Yazici AC, Ikizoglu G, Baz K, Polat A, Ustunsoy D. Cerebriform intradermale nevus. Kindergeneeskunde Dermatol 2007; 24: 141-3.
|
|
Tagore KR, Ramineni AK. Een geval van cutis verticis gyrata secundair aan reuze cerebriform intradermale nevus. Indian J Pathol Microbiol 2011; 54: 624-5.
|
|
Hayashi Y, Tanioka M, Taki R, Sawabe K, Kore-eda S, Utani A, et al. Maligne melanoom afgeleid van cerebriform intradermale naevus.
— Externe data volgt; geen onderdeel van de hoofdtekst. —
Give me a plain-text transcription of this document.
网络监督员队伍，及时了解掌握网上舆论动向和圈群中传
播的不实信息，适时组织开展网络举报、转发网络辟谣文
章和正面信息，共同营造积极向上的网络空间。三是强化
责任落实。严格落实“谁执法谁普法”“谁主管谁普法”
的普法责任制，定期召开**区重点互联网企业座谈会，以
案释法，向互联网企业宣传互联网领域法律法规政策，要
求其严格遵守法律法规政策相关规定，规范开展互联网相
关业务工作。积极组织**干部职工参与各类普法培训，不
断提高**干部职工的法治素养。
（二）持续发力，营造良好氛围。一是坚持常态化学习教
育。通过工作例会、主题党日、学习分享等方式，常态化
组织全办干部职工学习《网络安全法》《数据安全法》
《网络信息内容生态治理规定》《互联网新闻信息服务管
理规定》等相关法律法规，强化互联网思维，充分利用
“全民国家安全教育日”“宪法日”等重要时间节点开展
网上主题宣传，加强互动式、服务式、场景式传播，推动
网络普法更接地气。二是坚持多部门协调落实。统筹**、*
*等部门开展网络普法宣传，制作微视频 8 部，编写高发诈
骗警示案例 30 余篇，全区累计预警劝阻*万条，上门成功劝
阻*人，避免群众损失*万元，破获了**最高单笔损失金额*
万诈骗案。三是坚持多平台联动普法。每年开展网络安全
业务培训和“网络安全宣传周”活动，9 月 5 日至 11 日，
Clin Exp Dermatol 2009; 34:e840-2.
|
|
Sarkar s, Roychoudhury s, Shrim A, Das K. Cerebriform intradermale nevus presenting as cutis verticis gyrata with multiple cellular blue nevus over the body: a zeldzaam occurrence. Indiase Dermatol Online J 2014;5:34-7.
|
|
Goodson AG, Florell SR, Boucher KM, Grossman D. lage percentages van klinische recidieven na biopsie van benigne tot matig atypische dysplastische melanocytaire nevi. J Am Acad Dermatol 2010; 62: 591-6.